There is no strategic nimbleness and adaptation to current conditions. The new bridge has given us, at the very least, a local and national tourism asset, rather like the Eiffel Tower in its day or indeed the Waterford Greenway. 

It’s the first new bridge between Waterford City and the sea in 1,111 years. People will want to see it and use it and photograph it, but no! January 2026, at best, is the operative date.

Councillors, other than the usual few, have accepted this debilitating mush and relapsed into silence and inertia. 

Much good work is being done to tackle a problem, which has developed over many decades: the move on from a historic dependency on industry and port activities. However, failure to act decisively in this case, merely adds to and avoids the issue.

Everyone realises that although the new bridge is in place that detailed work needs to be done by BAM to complete its installation and to bring it into usable condition. That phase of the project will be complete in the coming months, after which time it is hoped that Harcourt Developments will move on site to deliver their portion of the infrastructure, which will connect the new bridge, over the railway, with the Dock Road in Ferrybank. 

We are expected to sit and hope for a possible year and a half that all will go well and that the hotel and apartment development will be delivered. It is hardly necessary to point out that anything and everything could go wrong with projects like this. 

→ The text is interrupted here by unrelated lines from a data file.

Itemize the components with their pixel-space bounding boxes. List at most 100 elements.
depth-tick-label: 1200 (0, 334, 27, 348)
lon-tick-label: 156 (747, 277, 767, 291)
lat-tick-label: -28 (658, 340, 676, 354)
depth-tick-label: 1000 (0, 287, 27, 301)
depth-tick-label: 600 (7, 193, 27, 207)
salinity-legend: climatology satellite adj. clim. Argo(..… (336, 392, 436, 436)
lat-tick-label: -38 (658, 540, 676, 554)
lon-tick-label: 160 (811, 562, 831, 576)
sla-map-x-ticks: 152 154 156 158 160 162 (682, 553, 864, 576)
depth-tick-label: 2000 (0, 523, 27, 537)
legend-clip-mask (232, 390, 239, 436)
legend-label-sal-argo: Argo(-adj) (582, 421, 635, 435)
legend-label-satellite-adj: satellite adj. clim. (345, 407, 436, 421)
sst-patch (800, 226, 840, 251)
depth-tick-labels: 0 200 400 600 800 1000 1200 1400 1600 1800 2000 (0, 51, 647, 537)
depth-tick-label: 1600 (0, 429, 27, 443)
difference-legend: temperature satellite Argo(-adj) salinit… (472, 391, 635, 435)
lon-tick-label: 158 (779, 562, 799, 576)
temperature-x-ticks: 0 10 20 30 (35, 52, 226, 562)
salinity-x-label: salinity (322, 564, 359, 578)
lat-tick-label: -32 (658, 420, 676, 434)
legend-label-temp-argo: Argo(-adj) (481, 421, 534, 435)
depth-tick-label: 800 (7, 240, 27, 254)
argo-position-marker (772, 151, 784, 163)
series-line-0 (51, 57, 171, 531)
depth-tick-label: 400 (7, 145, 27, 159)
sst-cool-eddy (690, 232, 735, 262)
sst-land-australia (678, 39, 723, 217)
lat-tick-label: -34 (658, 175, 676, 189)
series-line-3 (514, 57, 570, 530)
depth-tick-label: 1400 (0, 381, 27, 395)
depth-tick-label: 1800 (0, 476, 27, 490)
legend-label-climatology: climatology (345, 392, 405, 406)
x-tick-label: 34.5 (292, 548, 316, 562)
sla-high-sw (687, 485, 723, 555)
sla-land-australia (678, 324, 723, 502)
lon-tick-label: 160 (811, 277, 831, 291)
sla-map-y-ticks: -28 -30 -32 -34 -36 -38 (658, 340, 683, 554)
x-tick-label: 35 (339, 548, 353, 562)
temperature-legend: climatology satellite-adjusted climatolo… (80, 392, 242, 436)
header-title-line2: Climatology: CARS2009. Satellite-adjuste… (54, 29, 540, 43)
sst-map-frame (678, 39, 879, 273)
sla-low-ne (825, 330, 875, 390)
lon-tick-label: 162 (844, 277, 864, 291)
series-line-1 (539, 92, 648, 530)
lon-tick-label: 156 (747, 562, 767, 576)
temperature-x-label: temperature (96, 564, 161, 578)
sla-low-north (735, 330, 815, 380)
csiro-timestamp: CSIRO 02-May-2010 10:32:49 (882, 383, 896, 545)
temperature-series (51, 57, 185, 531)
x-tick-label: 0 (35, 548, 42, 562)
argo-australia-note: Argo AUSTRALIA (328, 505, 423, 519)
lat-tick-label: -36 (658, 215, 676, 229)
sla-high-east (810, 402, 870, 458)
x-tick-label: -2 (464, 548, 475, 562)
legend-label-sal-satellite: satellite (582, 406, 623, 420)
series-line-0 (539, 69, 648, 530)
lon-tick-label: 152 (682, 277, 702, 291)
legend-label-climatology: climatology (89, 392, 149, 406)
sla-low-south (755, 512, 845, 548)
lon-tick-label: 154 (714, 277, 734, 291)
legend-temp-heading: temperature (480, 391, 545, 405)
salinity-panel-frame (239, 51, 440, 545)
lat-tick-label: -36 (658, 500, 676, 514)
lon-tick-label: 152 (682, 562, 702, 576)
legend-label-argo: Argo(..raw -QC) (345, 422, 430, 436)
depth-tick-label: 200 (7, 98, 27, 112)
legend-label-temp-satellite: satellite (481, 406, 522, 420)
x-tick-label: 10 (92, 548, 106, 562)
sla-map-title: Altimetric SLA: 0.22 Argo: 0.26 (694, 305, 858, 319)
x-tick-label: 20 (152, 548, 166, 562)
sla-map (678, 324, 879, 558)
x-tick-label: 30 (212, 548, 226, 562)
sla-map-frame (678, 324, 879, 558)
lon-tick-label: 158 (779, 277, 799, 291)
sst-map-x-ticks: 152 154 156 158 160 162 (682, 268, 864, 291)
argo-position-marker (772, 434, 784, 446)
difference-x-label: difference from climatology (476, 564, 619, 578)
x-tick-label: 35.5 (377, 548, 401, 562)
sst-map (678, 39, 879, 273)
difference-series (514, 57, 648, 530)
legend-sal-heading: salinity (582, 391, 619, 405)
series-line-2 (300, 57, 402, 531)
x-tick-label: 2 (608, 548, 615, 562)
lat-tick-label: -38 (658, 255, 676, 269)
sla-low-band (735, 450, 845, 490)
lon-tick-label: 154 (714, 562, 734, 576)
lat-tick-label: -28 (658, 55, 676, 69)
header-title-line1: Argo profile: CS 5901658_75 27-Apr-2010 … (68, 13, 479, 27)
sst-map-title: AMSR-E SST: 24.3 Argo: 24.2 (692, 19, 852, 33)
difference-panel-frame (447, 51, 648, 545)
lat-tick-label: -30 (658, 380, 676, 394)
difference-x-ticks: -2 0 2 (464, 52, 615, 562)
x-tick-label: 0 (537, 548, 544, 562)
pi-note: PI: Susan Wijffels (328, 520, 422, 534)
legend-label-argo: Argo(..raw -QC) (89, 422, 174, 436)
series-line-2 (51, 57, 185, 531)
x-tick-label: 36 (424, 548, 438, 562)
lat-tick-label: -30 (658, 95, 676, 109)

At worst, Trump could, for example, instigate a world-wide economic downturn, which would upend everyone’s plans. It is to be hoped that we avoid such hazards, but many of us remember when City Square construction stopped in 1990 for a year, for a variety of reasons. 

Many of us recall the six-year construction span of UHW because of the poor condition of national finances. Anything can happen! 

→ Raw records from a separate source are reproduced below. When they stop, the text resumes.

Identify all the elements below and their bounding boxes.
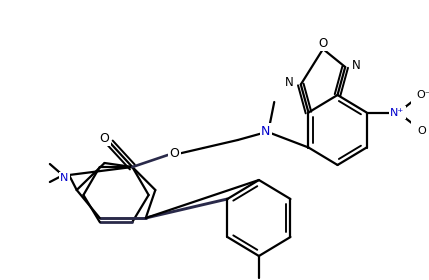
Text: O: O [417,125,426,136]
Text: O: O [169,146,179,160]
Text: N: N [352,59,361,71]
Text: O: O [318,36,328,50]
Text: N: N [285,76,294,89]
Text: N: N [60,173,69,183]
Text: O: O [100,132,109,144]
Text: O⁻: O⁻ [417,90,429,99]
Text: N: N [261,125,270,137]
Text: N⁺: N⁺ [390,108,405,118]
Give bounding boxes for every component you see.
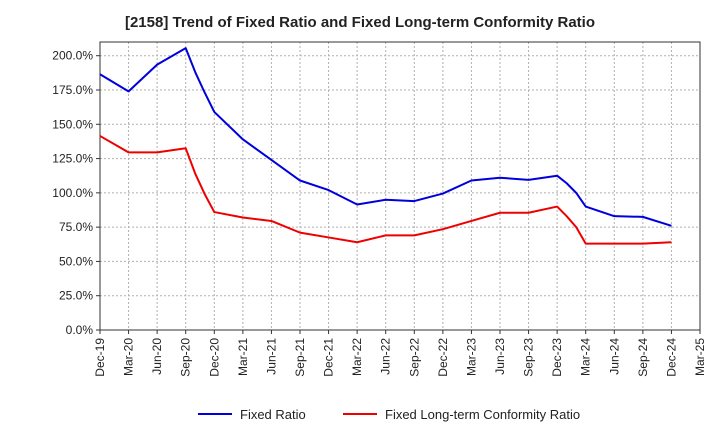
x-tick-label: Mar-24 xyxy=(579,338,593,376)
x-tick-label: Dec-19 xyxy=(93,338,107,377)
x-tick-label: Mar-22 xyxy=(350,338,364,376)
y-tick-label: 200.0% xyxy=(52,49,93,63)
legend-label: Fixed Ratio xyxy=(240,407,306,422)
x-tick-label: Jun-23 xyxy=(493,338,507,375)
plot-area-frame xyxy=(99,41,701,331)
series-line-fixed-long-term-conformity-ratio xyxy=(99,135,672,245)
y-tick-label: 75.0% xyxy=(59,220,93,234)
x-tick-label: Sep-21 xyxy=(293,338,307,377)
x-tick-label: Dec-22 xyxy=(436,338,450,377)
x-tick-label: Sep-24 xyxy=(636,338,650,377)
x-tick-label: Dec-21 xyxy=(322,338,336,377)
legend-label: Fixed Long-term Conformity Ratio xyxy=(385,407,580,422)
y-tick-label: 125.0% xyxy=(52,152,93,166)
series-line-fixed-ratio xyxy=(99,47,672,227)
x-tick-label: Jun-20 xyxy=(150,338,164,375)
y-tick-label: 0.0% xyxy=(66,323,94,337)
x-tick-label: Mar-20 xyxy=(122,338,136,376)
x-tick-label: Dec-20 xyxy=(207,338,221,377)
y-tick-label: 100.0% xyxy=(52,186,93,200)
x-tick-label: Sep-22 xyxy=(407,338,421,377)
x-tick-label: Mar-21 xyxy=(236,338,250,376)
y-tick-label: 175.0% xyxy=(52,83,93,97)
x-tick-label: Jun-21 xyxy=(264,338,278,375)
x-tick-label: Mar-23 xyxy=(464,338,478,376)
x-tick-label: Dec-23 xyxy=(550,338,564,377)
x-tick-label: Dec-24 xyxy=(664,338,678,377)
x-tick-label: Sep-20 xyxy=(179,338,193,377)
chart-title: [2158] Trend of Fixed Ratio and Fixed Lo… xyxy=(124,14,596,31)
x-tick-label: Jun-24 xyxy=(607,338,621,375)
x-tick-label: Jun-22 xyxy=(379,338,393,375)
y-tick-label: 150.0% xyxy=(52,117,93,131)
y-tick-label: 50.0% xyxy=(59,254,93,268)
y-tick-label: 25.0% xyxy=(59,289,93,303)
x-tick-label: Mar-25 xyxy=(693,338,707,376)
x-tick-label: Sep-23 xyxy=(522,338,536,377)
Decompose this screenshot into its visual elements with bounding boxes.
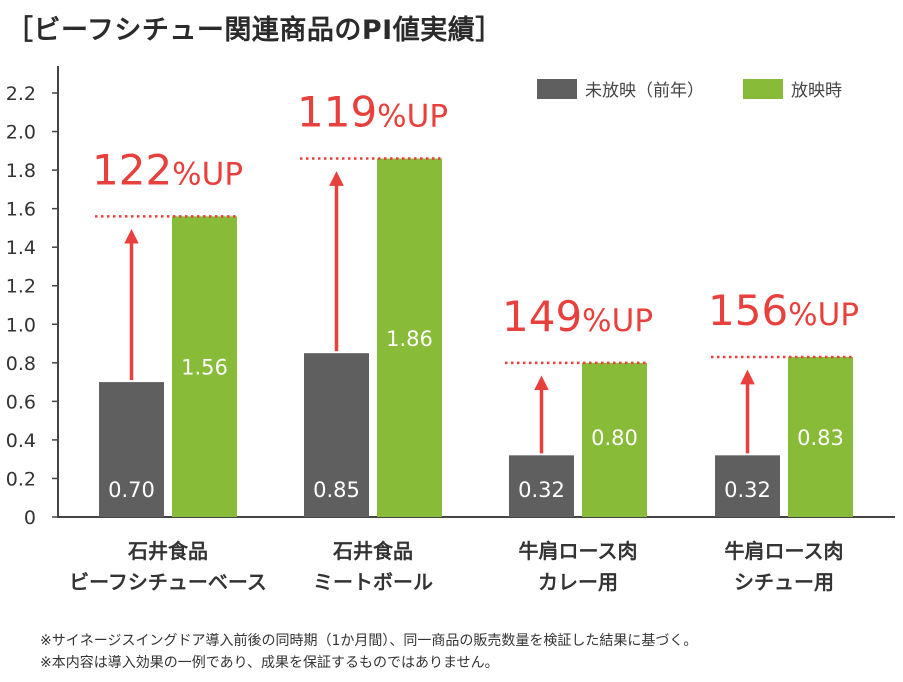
bar-after [788,357,853,517]
category-label-line2: シチュー用 [734,570,834,594]
y-tick-label: 0.2 [6,468,36,490]
data-label-before: 0.32 [518,478,565,502]
y-tick-label: 1.2 [6,276,36,298]
data-label-after: 1.56 [181,356,228,380]
data-label-before: 0.32 [724,478,771,502]
data-label-before: 0.85 [313,478,360,502]
y-tick-label: 0.8 [6,353,36,375]
y-tick-label: 0 [24,507,36,529]
category-label-line1: 石井食品 [332,539,413,563]
category-label-line1: 石井食品 [127,539,208,563]
y-tick-label: 2.2 [6,83,36,105]
footnote-2: ※本内容は導入効果の一例であり、成果を保証するものではありません。 [40,655,499,671]
bar-before [304,353,369,517]
y-tick-label: 1.4 [6,237,36,259]
bar-after [582,362,647,517]
legend-label-before: 未放映（前年） [585,81,704,101]
bar-before [509,455,574,517]
legend-swatch-before [537,78,577,99]
increase-annotation: 156%UP [708,286,859,335]
legend-item-before: 未放映（前年） [537,76,704,101]
bar-after [172,216,237,517]
y-tick-label: 1.8 [6,160,36,182]
bar-before [99,382,164,517]
y-tick-label: 0.6 [6,391,36,413]
legend-swatch-after [743,78,783,99]
chart-title: ［ビーフシチュー関連商品のPI値実績］ [6,15,503,46]
legend-label-after: 放映時 [791,81,842,101]
increase-annotation: 122%UP [92,145,243,194]
footnote-1: ※サイネージスイングドア導入前後の同時期（1か月間）、同一商品の販売数量を検証し… [40,633,698,649]
category-label-line1: 牛肩ロース肉 [725,539,844,563]
data-label-after: 0.80 [591,426,638,450]
category-label-line2: ビーフシチューベース [69,570,267,594]
y-tick-label: 2.0 [6,122,36,144]
category-label-line2: カレー用 [538,570,618,594]
y-tick-label: 1.6 [6,199,36,221]
data-label-before: 0.70 [108,478,155,502]
category-label-line2: ミートボール [313,570,433,594]
bar-before [715,455,780,517]
increase-annotation: 119%UP [297,88,448,137]
bar-after [377,158,442,517]
data-label-after: 0.83 [797,426,844,450]
increase-annotation: 149%UP [502,292,653,341]
data-label-after: 1.86 [386,327,433,351]
y-tick-label: 0.4 [6,430,36,452]
legend-item-after: 放映時 [743,76,842,101]
category-label-line1: 牛肩ロース肉 [519,539,638,563]
y-tick-label: 1.0 [6,314,36,336]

Waterford city cannot afford that risk as we fight for our commercial life. We cannot take that chance.

If we were in a real shooting war, the new bridge would be open next week. A corps of engineers would erect a framework of scaffolding or a temporary Bailey Bridge to connect the new construction with its access point on Dock Road in a few days. It would be done without hesitation as the security of the city depended on it. 

This could be replaced with a properly built viaduct when Harcourt Developments are on site. 

Waterford city cannot afford to wait, nor can we afford to give ammunition to the nay-sayers and knockers wallowing in the “bridge to nowhere” taunt that the proposed inordinate delay in opening it may inevitably spawn.

It is time for Council CEO Mr Sean McKeown to make a leadership defining decision about doing what is right for Waterford city centre now. 

It is time for all our councillors to reject the retreat to inertia and complacency that the delayed opening of the bridge entails, and indeed it is time for all of us citizens who carry the best hopes for the future of this historic city in their hearts, to demand that our new pedestrian bridge will open as a matter of urgency.